At the red-light halfway to Hebrew School,
I usually check my phone
or glance at my kid in his booster
or just blink at the soccer field,
but the day is February warm and the open window pulls my eye to the Methodist church: mid-century concrete block straight up,
up to a cross like a giant rust lollipop with arms.
“Red-tailed hawk on the steeple,” I yell. “See it?”
I see it so fast it feels beshert, meant-to-be: Buteo jamaicensis, huge, on the lollipop’s right hand. Blurred brown, white on the belly, mantle feathers askew.

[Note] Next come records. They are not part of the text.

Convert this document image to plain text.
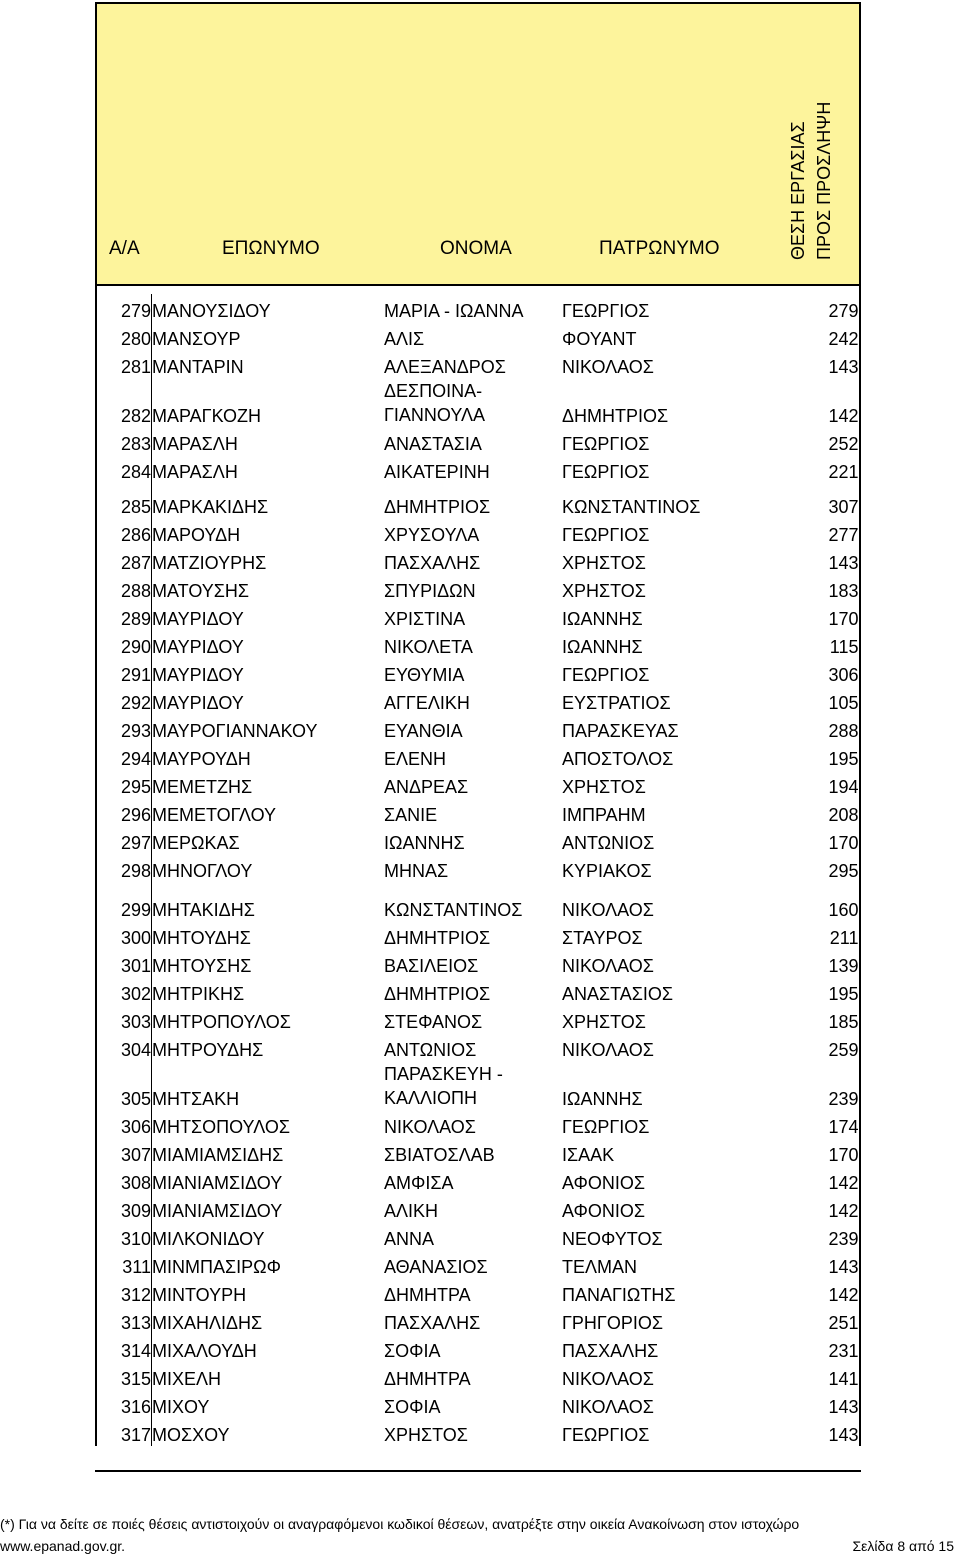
Α/Α	ΕΠΩΝΥΜΟ	ΟΝΟΜΑ	ΠΑΤΡΩΝΥΜΟ	ΘΕΣΗ ΕΡΓΑΣΙΑΣ ΠΡΟΣ ΠΡΟΣΛΗΨΗ
279	ΜΑΝΟΥΣΙΔΟΥ	ΜΑΡΙΑ - ΙΩΑΝΝΑ	ΓΕΩΡΓΙΟΣ	279
280	ΜΑΝΣΟΥΡ	ΑΛΙΣ	ΦΟΥΑΝΤ	242
281	ΜΑΝΤΑΡΙΝ	ΑΛΕΞΑΝΔΡΟΣ	ΝΙΚΟΛΑΟΣ	143
282	ΜΑΡΑΓΚΟΖΗ	ΔΕΣΠΟΙΝΑ-ΓΙΑΝΝΟΥΛΑ	ΔΗΜΗΤΡΙΟΣ	142
283	ΜΑΡΑΣΛΗ	ΑΝΑΣΤΑΣΙΑ	ΓΕΩΡΓΙΟΣ	252
284	ΜΑΡΑΣΛΗ	ΑΙΚΑΤΕΡΙΝΗ	ΓΕΩΡΓΙΟΣ	221
285	ΜΑΡΚΑΚΙΔΗΣ	ΔΗΜΗΤΡΙΟΣ	ΚΩΝΣΤΑΝΤΙΝΟΣ	307
286	ΜΑΡΟΥΔΗ	ΧΡΥΣΟΥΛΑ	ΓΕΩΡΓΙΟΣ	277
287	ΜΑΤΖΙΟΥΡΗΣ	ΠΑΣΧΑΛΗΣ	ΧΡΗΣΤΟΣ	143
288	ΜΑΤΟΥΣΗΣ	ΣΠΥΡΙΔΩΝ	ΧΡΗΣΤΟΣ	183
289	ΜΑΥΡΙΔΟΥ	ΧΡΙΣΤΙΝΑ	ΙΩΑΝΝΗΣ	170
290	ΜΑΥΡΙΔΟΥ	ΝΙΚΟΛΕΤΑ	ΙΩΑΝΝΗΣ	115
291	ΜΑΥΡΙΔΟΥ	ΕΥΘΥΜΙΑ	ΓΕΩΡΓΙΟΣ	306
292	ΜΑΥΡΙΔΟΥ	ΑΓΓΕΛΙΚΗ	ΕΥΣΤΡΑΤΙΟΣ	105
293	ΜΑΥΡΟΓΙΑΝΝΑΚΟΥ	ΕΥΑΝΘΙΑ	ΠΑΡΑΣΚΕΥΑΣ	288
294	ΜΑΥΡΟΥΔΗ	ΕΛΕΝΗ	ΑΠΟΣΤΟΛΟΣ	195
295	ΜΕΜΕΤΖΗΣ	ΑΝΔΡΕΑΣ	ΧΡΗΣΤΟΣ	194
296	ΜΕΜΕΤΟΓΛΟΥ	ΣΑΝΙΕ	ΙΜΠΡΑΗΜ	208
297	ΜΕΡΩΚΑΣ	ΙΩΑΝΝΗΣ	ΑΝΤΩΝΙΟΣ	170
298	ΜΗΝΟΓΛΟΥ	ΜΗΝΑΣ	ΚΥΡΙΑΚΟΣ	295
299	ΜΗΤΑΚΙΔΗΣ	ΚΩΝΣΤΑΝΤΙΝΟΣ	ΝΙΚΟΛΑΟΣ	160
300	ΜΗΤΟΥΔΗΣ	ΔΗΜΗΤΡΙΟΣ	ΣΤΑΥΡΟΣ	211
301	ΜΗΤΟΥΣΗΣ	ΒΑΣΙΛΕΙΟΣ	ΝΙΚΟΛΑΟΣ	139
302	ΜΗΤΡΙΚΗΣ	ΔΗΜΗΤΡΙΟΣ	ΑΝΑΣΤΑΣΙΟΣ	195
303	ΜΗΤΡΟΠΟΥΛΟΣ	ΣΤΕΦΑΝΟΣ	ΧΡΗΣΤΟΣ	185
304	ΜΗΤΡΟΥΔΗΣ	ΑΝΤΩΝΙΟΣ	ΝΙΚΟΛΑΟΣ	259
305	ΜΗΤΣΑΚΗ	ΠΑΡΑΣΚΕΥΗ - ΚΑΛΛΙΟΠΗ	ΙΩΑΝΝΗΣ	239
306	ΜΗΤΣΟΠΟΥΛΟΣ	ΝΙΚΟΛΑΟΣ	ΓΕΩΡΓΙΟΣ	174
307	ΜΙΑΜΙΑΜΣΙΔΗΣ	ΣΒΙΑΤΟΣΛΑΒ	ΙΣΑΑΚ	170
308	ΜΙΑΝΙΑΜΣΙΔΟΥ	ΑΜΦΙΣΑ	ΑΦΟΝΙΟΣ	142
309	ΜΙΑΝΙΑΜΣΙΔΟΥ	ΑΛΙΚΗ	ΑΦΟΝΙΟΣ	142
310	ΜΙΛΚΟΝΙΔΟΥ	ΑΝΝΑ	ΝΕΟΦΥΤΟΣ	239
311	ΜΙΝΜΠΑΣΙΡΩΦ	ΑΘΑΝΑΣΙΟΣ	ΤΕΛΜΑΝ	143
312	ΜΙΝΤΟΥΡΗ	ΔΗΜΗΤΡΑ	ΠΑΝΑΓΙΩΤΗΣ	142
313	ΜΙΧΑΗΛΙΔΗΣ	ΠΑΣΧΑΛΗΣ	ΓΡΗΓΟΡΙΟΣ	251
314	ΜΙΧΑΛΟΥΔΗ	ΣΟΦΙΑ	ΠΑΣΧΑΛΗΣ	231
315	ΜΙΧΕΛΗ	ΔΗΜΗΤΡΑ	ΝΙΚΟΛΑΟΣ	141
316	ΜΙΧΟΥ	ΣΟΦΙΑ	ΝΙΚΟΛΑΟΣ	143
317	ΜΟΣΧΟΥ	ΧΡΗΣΤΟΣ	ΓΕΩΡΓΙΟΣ	143
(*) Για να δείτε σε ποιές θέσεις αντιστοιχούν οι αναγραφόμενοι κωδικοί θέσεων, ανατρέξτε στην οικεία Ανακοίνωση στον ιστοχώρο
www.epanad.gov.gr.	Σελίδα 8 από 15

Red-tails are not rare—they nest in the trash trees on the limestone cliffs of Interstate 440. But wherever or whenever I see one,
normal life
stops.
I may as well be a character in a fairy story. I may as well be in a wonder tale. I may as well fly out of my Toyota mini-wagon right now to join her, and I may as well bring my boy, too. We slide through our windows and rise. We catch a thermal and float. We toss our glasses because we are hawk-eyed. We thirst for dove and squirrel. Our tennis shoes, like her talons, grip through the chicken wire on the lollipop’s transverse beam: wire put there by church committee to repel birds.
She is not a bird. She is a god.
I hope the red light lasts an eternity.
She scours the empty air over the soccer kids,
over us,
over rich-people houses beyond,
over the slow road we wait to join.
“That’s funny: a hawk on a cross. Like Jesus, right?” asks my small Jewish child, who does not know better.